Весь вечер музыканты Преображенского и Павловского полков без передышки играли самые лучшие из входивших в их репертуар полек, мазурок, экоссезов [1] и вальсов. Бесчисленные пары танцующих дам и кавалеров заполнили великолепные гостиные дворца, возведенного в нескольких шагах от «старого каменного дома», свидетеля многих ужасных драм прошлого, отзвуки которых словно пробудились этой ночью, чтобы вторить мотивам кадрилей.
Впрочем, у главного распорядителя двора нашлись помощники в выполнении его деликатных обязанностей. Великие князья и их адъютанты, дежурные камергеры и дворцовые служащие выступали в роли устроителей танцев. Великие княгини, усыпанные бриллиантами, и придворные дамы в роскошных бальных одеяниях отважно подавали пример женам высокопоставленных военных и гражданских чиновников древней «белокаменной». Вот почему, когда объявили полонез и гости всякого чина приняли участие в ритмичном шествии, которое в празднествах подобного рода обретает значительность национального танца, в сиянии сотен люстр, многократно отраженном в зеркалах, смешение длинных платьев, украшенных кружевами, и мундиров, расцвеченных знаками наград, явило собой поистине неописуемое зрелище.
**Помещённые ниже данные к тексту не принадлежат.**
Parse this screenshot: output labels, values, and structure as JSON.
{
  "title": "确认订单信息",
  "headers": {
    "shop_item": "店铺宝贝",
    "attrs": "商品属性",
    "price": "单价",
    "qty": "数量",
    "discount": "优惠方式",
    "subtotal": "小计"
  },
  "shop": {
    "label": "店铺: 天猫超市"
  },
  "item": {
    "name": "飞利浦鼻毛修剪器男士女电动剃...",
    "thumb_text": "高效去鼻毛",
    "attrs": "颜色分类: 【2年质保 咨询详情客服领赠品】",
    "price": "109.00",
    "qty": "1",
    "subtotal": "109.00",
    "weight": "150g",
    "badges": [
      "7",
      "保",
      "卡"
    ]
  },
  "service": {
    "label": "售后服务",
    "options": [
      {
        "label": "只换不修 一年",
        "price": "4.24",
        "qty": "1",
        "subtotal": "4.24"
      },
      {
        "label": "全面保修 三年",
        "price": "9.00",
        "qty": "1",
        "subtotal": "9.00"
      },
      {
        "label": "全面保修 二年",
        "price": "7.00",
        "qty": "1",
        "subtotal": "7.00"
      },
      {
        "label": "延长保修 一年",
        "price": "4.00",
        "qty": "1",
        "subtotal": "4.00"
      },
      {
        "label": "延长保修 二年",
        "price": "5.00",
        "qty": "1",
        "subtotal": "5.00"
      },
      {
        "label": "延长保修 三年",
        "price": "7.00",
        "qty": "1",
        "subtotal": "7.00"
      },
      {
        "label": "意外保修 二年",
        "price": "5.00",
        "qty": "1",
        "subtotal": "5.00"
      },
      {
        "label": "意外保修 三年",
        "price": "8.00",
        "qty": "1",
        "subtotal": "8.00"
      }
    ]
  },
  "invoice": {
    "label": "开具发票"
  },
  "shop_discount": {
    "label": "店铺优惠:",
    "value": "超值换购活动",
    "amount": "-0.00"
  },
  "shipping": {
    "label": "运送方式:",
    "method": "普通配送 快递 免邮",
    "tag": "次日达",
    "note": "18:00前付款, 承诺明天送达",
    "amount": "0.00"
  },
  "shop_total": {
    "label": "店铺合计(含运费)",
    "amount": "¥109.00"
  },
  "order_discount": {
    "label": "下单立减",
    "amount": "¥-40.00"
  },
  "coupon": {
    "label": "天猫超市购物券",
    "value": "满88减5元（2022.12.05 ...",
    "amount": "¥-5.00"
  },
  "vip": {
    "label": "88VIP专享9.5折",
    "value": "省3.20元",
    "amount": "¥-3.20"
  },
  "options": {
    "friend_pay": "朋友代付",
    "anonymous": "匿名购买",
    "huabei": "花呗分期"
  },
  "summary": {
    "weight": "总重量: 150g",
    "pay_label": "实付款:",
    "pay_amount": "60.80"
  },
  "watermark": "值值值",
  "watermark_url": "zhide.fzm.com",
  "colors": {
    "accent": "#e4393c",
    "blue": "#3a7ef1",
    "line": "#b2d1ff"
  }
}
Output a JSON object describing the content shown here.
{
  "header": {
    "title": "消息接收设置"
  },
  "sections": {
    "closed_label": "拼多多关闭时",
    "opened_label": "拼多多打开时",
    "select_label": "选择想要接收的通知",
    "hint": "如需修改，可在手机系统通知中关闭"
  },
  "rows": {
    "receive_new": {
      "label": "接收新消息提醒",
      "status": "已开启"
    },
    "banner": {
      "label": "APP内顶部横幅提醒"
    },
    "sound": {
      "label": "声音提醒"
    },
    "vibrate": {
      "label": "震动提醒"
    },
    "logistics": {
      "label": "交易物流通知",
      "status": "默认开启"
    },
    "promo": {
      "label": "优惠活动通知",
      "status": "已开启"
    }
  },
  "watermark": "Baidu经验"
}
Это был миг упоения и восторга.
Большая гостиная, наикрасивейшая в Новом дворце, служила достойным обрамлением великолепному параду высоких чинов и блестящих дам. На богато вызолоченных сводах, уже слегка потемневших от времени, их яркие наряды мерцали словно звезды. Занавеси и шторы, пышными складками ниспадавшие долу, пламенели жаркими красками, с резкими перепадами на сгибах плотной ткани.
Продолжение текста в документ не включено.